Cybersecurity 2023: Recession Opens Opportunities for Criminals, Demands Response
“Millionaires are made during a recession.” This adage will prove true for many cybercriminals in 2023. Economic difficulties will drive instability and innovation in the cybersecurity industry. There will be winners and losers. Here are our predictions for cybersecurity in 2023.
Economic Crisis Drives Cybercriminal Creativity
As economies flag, more people will turn to cybercrime as a source of income. This will drive further diversification and creativity in the cybercrime industry. Cybercriminals will find new vectors and attack new targets including smaller businesses. Organizations that delay defense projects will be at greater risk.
API-Interconnectivity to Be Leveraged in a Multi-Million Dollar Cyberattack
The world is increasingly interconnected, and APIs are the ties that bind us. Each of those connections introduces a new risk and a new avenue of attack. Cybercriminals will leverage these interfaces to deliver payloads in an unprecedented supply chain attack.
A Major Critical Infrastructure Attack Will Disrupt Vital Services
The Colonial Pipeline attack of 2021 was an hors d’oeuvre compared to what threat actors could serve up. Despite a concerted federal effort to shore up critical infrastructure’s cyber preparedness, we are past due for ‘the Big One.’ Expect a cyber attack to disrupt your access to water, electricity, gas, or the internet in 2023.
Courts Are in Cybercriminals’ Sights
Federal courts are vulnerable and therefore primed to cause chaos. A (cyber)criminal striking back against the courts will delete records and throw the criminal justice system into disarray. While they may do so for the sake of chaos itself, it’s more likely that they would do it for the ransom.
Ransomware Syndicates Will Avoid Prosecution
Despite efforts to get back at ransomware gangs—such as in the case of the Australian government targeting the perpetrators of the Medibank breach—we predict that precisely zero ransomware syndicates will face legal consequences. Many ransomware gangs operate from countries with sympathetic governments, are nearly impossible to track down, and easily dismantle operations only to return under a new name. Politicians won’t prioritize the issue of cybercrime for fear of becoming targets.
Visibility and Analytics Become the Twin Anchors of Cybersecurity Operations
Organizations will become aware that without visibility into their networks, they are lost at sea. NG-SIEMS and XDR will prove to be too slow and cumbersome to detect intrusions at speed and don’t provide all the centralized data and cross-referencing that investigating teams need when an intrusion has been detected. Unified network visibility will prove critical if they don’t want to be dead in the water.
The Empowerment of the Cybersecurity Operator
The industry will finally address pervasive operator burnout. This will require placing the information that operators need at their fingertips, getting the entire stack on the same page, using automation where applicable, and filtering out false positives. The empowered operator will also enjoy a greater say in the tools they want to employ in their architecture.

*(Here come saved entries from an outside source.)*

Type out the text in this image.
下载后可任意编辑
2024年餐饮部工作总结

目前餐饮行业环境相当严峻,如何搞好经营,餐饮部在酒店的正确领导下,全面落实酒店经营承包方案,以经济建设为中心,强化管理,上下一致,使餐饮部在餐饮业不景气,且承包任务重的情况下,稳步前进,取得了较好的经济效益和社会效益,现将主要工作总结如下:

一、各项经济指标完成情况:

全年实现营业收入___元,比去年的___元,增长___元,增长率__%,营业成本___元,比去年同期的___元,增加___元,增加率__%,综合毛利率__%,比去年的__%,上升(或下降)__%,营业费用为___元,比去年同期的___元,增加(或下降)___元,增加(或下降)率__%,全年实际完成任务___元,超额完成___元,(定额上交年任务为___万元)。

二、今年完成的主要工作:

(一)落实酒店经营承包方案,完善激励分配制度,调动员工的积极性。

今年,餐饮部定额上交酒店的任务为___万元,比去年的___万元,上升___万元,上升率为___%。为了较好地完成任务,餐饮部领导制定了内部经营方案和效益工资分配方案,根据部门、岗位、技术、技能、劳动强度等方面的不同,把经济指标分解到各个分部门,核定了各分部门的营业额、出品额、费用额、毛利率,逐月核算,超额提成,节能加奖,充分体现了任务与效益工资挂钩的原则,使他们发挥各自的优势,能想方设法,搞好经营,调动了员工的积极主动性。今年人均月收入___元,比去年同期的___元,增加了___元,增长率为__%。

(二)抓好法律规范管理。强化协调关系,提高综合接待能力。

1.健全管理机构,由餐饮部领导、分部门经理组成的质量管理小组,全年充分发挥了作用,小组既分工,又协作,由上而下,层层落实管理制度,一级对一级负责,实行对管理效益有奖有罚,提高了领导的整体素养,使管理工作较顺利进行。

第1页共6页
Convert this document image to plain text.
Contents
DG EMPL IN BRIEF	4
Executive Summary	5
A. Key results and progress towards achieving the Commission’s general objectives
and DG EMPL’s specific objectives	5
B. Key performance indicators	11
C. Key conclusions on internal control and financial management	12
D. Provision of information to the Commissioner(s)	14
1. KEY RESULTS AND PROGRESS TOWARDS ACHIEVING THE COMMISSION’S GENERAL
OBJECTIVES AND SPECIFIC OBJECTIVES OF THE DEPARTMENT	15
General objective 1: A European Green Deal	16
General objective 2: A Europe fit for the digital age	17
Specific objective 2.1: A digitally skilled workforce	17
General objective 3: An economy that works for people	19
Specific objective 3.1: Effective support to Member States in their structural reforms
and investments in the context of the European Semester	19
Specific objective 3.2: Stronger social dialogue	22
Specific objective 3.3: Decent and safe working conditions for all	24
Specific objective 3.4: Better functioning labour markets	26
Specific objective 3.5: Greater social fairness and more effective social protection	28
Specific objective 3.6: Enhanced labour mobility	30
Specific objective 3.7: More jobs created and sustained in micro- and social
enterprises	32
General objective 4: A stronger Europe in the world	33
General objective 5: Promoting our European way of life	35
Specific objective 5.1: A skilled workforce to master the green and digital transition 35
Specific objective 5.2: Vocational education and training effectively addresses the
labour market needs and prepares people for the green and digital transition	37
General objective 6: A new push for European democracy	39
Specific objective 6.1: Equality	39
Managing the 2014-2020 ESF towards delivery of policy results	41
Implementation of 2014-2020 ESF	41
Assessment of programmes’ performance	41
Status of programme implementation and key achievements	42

EDR Limitations Become Evident as Evasion Becomes Standard
EDR evasion will no longer be a ‘sophisticated technique’ but rather a standard cyberattack practice. EDR adoption will stagnate as the technology fails to deliver on its promises. The telemetry provided by EDR is proving to be too limited and segregated, especially when compared to what can be gathered from the network as a whole. Vendors who have simply added an ‘X’ to their EDR solution to rename it as ‘XDR’ will be exposed.
Zero Trust Becomes Standard
Zero Trust is a long-accepted security strategy with backing from analysts and adoption at enterprise level. We’ve already seen initiatives on a government level to speed up the adoption of Zero Trust at a small business level. 2023 will see this adoption become commonplace. Previous projections show that the Zero Trust market will grow to $79 billion by 2027; we foresee it eclipsing the $100 billion mark.
Phishing Evolves to Remain Top
Threat actors are always targeting ‘the human element’ and phishing will remain the most effective way to gain initial access. Current variations of phishing include smishing, spear phishing, and whaling. The next generation of phishing will be more personalized and better at converting through machine learning augmentations: natural language processing, deepfakes, and data mining.